On Asymptotic Standard Normality of the Two Sample Pivot

TL;DR

This paper demonstrates that the asymptotic normality of the two-sample pivot for comparing means holds under broader conditions than previously thought, without requiring independence or specific sample size ratios.

Contribution

It shows that the convergence to a standard Normal distribution occurs if the joint distribution of standardized means is spherically symmetric, relaxing previous assumptions.

Findings

Asymptotic normality does not require sample independence.

The result holds without restrictions on sample size ratios.

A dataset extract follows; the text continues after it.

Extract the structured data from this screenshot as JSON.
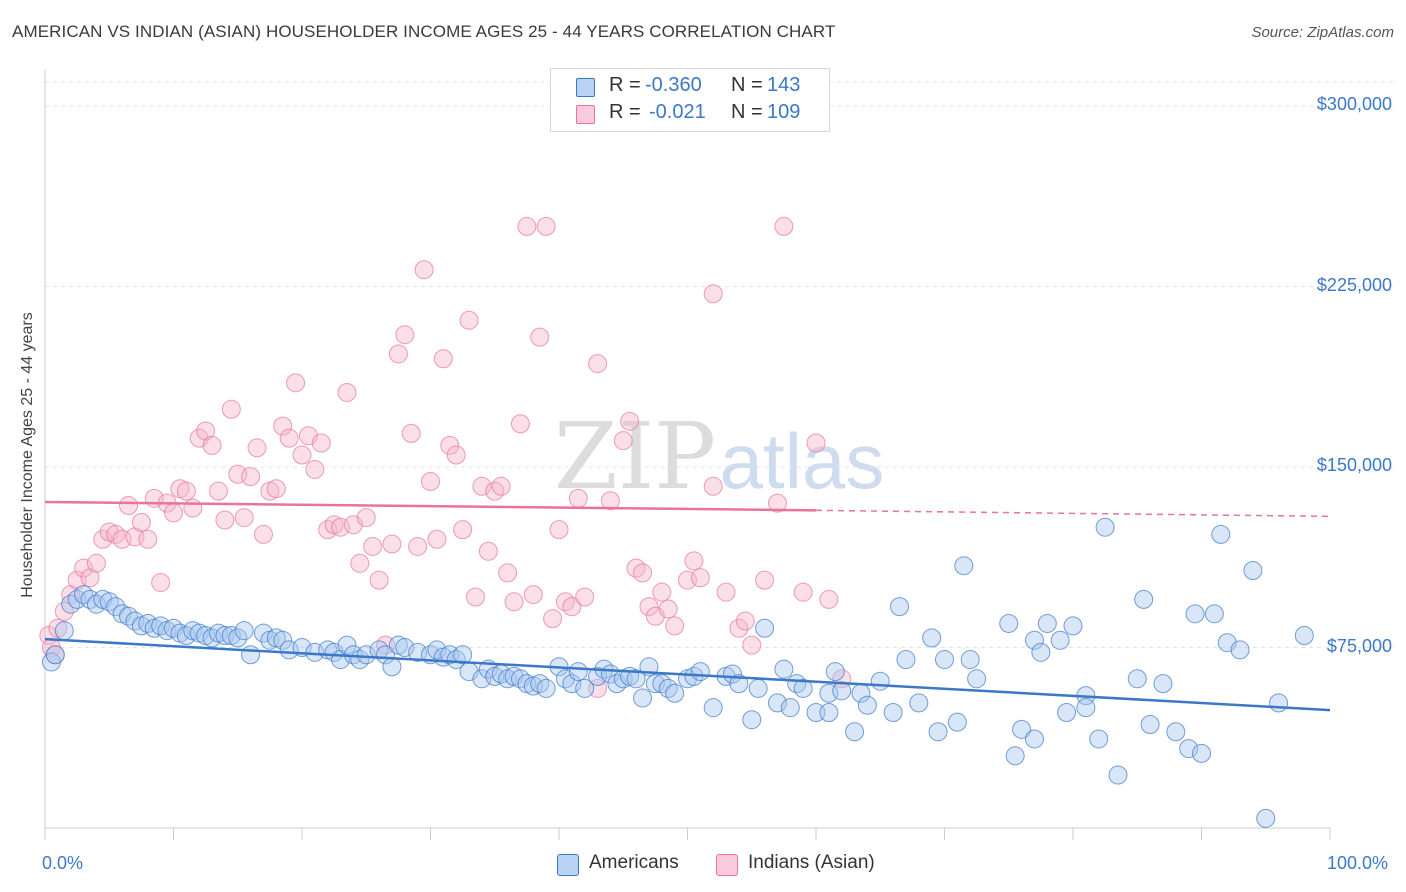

Spherical symmetry of the joint distribution implies normality.

Abstract

The asymptotic solution to the problem of comparing the means of two heteroscedastic populations, based on two random samples from the populations, hinges on the pivot underpinning the construction of the confidence interval and the test statistic being asymptotically standard Normal, which is known to happen if the two samples are independent and the ratio of the sample sizes converges to a finite positive number. This restriction on the asymptotic behavior of the ratio of the sample sizes carries the risk of rendering the asymptotic justification of the finite sample approximation invalid. It turns out that neither the restriction on the asymptotic behavior of the ratio of the sample sizes nor the assumption of cross sample independence is necessary for the pivotal convergence in question to take place. If the joint distribution of the standardized sample means converges to a spherically symmetric distribution, then that distribution must be bivariate standard Normal (which can happen without the assumption of cross sample independence), and the aforesaid pivotal convergence holds.